Arts Club's Disgraced engages

    1 of 1 2 of 1

      By Ayad Akhtar. Directed by Janet Wright. An Arts Club production. At the Stanley Industrial Alliance Stage on Wednesday, September 23. Continues until October 18

      Although both this script and this interpretation are engaging, I wanted the production to make me believe that the play is better than it is.

      In Ayad Akhtar’s Pulitzer Prize–winning drama, a Pakistani-born and thoroughly assimilated corporate lawyer named Amir is hosting a dinner party in his lavish Upper East Side apartment with his painter wife, Emily. Emily is on track for inclusion in a show at the Whitney, and their guests are Isaac, the show’s curator, and Jory, his partner, who works at the firm where Amir is also employed.

      Although Emily is a WASP, her art draws on the Islamic tradition, for which she has great respect. But Amir, who was born into a Muslim family, doesn’t share her reverence: he refers to the Koran as “one very long hate-mail letter to humanity”. Still, Amir’s loyalties are conflicted: the fennel and anchovy salad really starts to fly when he admits that, although he was appalled by the violence of the 9/11 attacks, he couldn’t help but feel a blush of atavistic pride as well. “I forgot which ‘we’ I was,” he explains.

      It’s a nicely complicated setup. But the script is schematic: every character has a tidy relationship to Islam and sociopolitical displacement, and they become mouthpieces. Emily is the intellectually curious but naive liberal. Isaac, who’s Jewish, reacts with outrage to any expression of sympathy for radical Islam. And Jory, who’s black, shares Amir’s outsider status, but is none too thrilled when he declares himself the real nigger in their law firm. Amir’s nephew Abe becomes the model of increasingly radicalized youth.
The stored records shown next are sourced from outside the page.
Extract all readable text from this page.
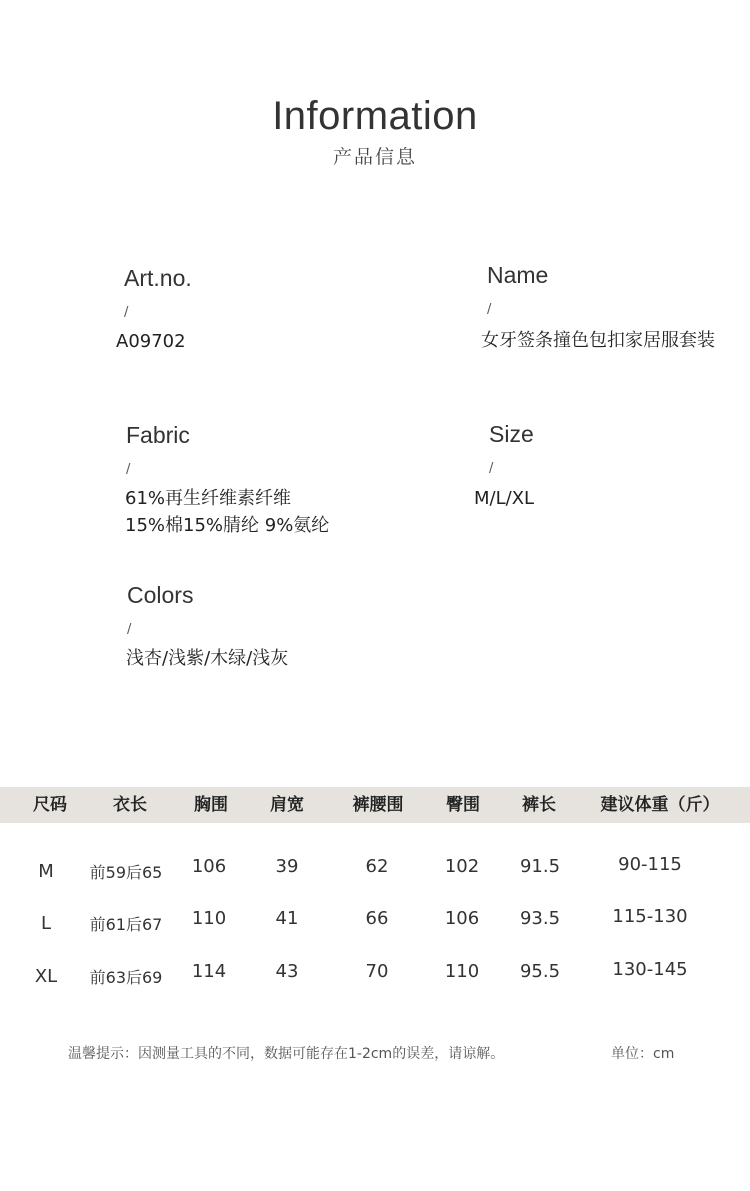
Information
产品信息
Art.no.
/
A09702
Name
/
女牙签条撞色包扣家居服套装
Fabric
/
61%再生纤维素纤维
15%棉15%腈纶 9%氨纶
Size
/
M/L/XL
Colors
/
浅杏/浅紫/木绿/浅灰
尺码	衣长	胸围 肩宽	裤腰围	臀围 裤长	建议体重（斤）
M 前59后65 106	39	62	102 91.5	90-115
L 前61后67 110	41	66	106 93.5	115-130
XL 前63后69 114	43	70	110 95.5	130-145
温馨提示：因测量工具的不同，数据可能存在1-2cm的误差，请谅解。	单位：cm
      Performances of profound emotional depth could complicate and elevate the script. Amir is Othello in a way, a successful figure who constantly has his difference forced upon him. Patrick Sabongui does very fine work as Amir: confidently plotting a credible trajectory, he’s at his best when Amir starts to get drunk and more dangerous. That said, Sabongui doesn’t raise the stakes to the level of tragedy: in his portrait, we don’t see a man who’s brought down by his arrogance, we don’t register early rumblings of his unresolved rage, we simply see a nice guy who surprises himself.
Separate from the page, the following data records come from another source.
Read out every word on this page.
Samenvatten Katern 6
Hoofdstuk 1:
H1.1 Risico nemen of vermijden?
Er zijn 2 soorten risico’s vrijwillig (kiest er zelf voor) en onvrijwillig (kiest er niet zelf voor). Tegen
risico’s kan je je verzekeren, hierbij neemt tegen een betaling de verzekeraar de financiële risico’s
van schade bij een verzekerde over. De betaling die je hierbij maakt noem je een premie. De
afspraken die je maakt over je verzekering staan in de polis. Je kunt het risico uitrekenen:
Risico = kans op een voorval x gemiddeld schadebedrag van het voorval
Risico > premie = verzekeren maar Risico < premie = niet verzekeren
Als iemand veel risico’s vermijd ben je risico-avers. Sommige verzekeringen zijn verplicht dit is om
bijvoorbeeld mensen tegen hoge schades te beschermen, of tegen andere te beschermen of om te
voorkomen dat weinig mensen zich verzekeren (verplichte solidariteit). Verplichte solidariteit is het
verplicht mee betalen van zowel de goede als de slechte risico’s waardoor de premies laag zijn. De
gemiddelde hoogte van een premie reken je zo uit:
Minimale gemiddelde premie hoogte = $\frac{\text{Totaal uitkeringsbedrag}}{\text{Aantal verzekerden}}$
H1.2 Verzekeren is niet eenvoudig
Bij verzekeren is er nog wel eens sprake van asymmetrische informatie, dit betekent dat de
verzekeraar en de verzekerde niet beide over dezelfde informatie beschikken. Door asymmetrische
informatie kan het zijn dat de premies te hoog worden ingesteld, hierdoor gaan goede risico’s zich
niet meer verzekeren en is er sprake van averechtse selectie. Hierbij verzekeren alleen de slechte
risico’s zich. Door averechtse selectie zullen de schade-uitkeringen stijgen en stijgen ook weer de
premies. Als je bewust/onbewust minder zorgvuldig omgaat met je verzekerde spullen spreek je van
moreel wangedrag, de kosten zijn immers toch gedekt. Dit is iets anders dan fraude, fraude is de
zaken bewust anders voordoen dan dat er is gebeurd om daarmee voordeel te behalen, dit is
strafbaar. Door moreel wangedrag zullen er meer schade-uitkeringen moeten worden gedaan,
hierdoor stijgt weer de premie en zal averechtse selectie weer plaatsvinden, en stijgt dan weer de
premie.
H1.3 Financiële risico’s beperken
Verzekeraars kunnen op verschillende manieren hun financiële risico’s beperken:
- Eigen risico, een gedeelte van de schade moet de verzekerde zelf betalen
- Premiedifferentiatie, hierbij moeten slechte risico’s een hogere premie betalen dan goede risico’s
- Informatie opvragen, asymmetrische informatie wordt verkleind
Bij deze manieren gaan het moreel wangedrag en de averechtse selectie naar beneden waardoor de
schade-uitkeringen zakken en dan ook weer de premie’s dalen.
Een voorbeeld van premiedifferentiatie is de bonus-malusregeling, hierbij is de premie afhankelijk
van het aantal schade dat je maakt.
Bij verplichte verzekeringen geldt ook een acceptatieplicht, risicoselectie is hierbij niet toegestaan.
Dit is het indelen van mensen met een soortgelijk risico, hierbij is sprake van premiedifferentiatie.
      Kyra Zagorsky’s Emily is honestly and shockingly vulnerable in the script’s most extreme moments. In Zagorsky’s contained work, Emily’s intelligence is always clear, but depths are hinted at—lust, for instance—that go largely unexplored.

      Marci T. House plays Jory as a scold. Her performance is funny and true, but greater playfulness might effectively mix things up. Conor Wylie is impressively assured as Abe. And Robert Moloney’s Isaac is the most relaxed figure on-stage. The character is a loudmouth, but it would be great to see what would happen if more of the actors let it rip.
      The luxurious set is by Ted Roberts.

      Disgraced is current. This production is solid. It could all be better.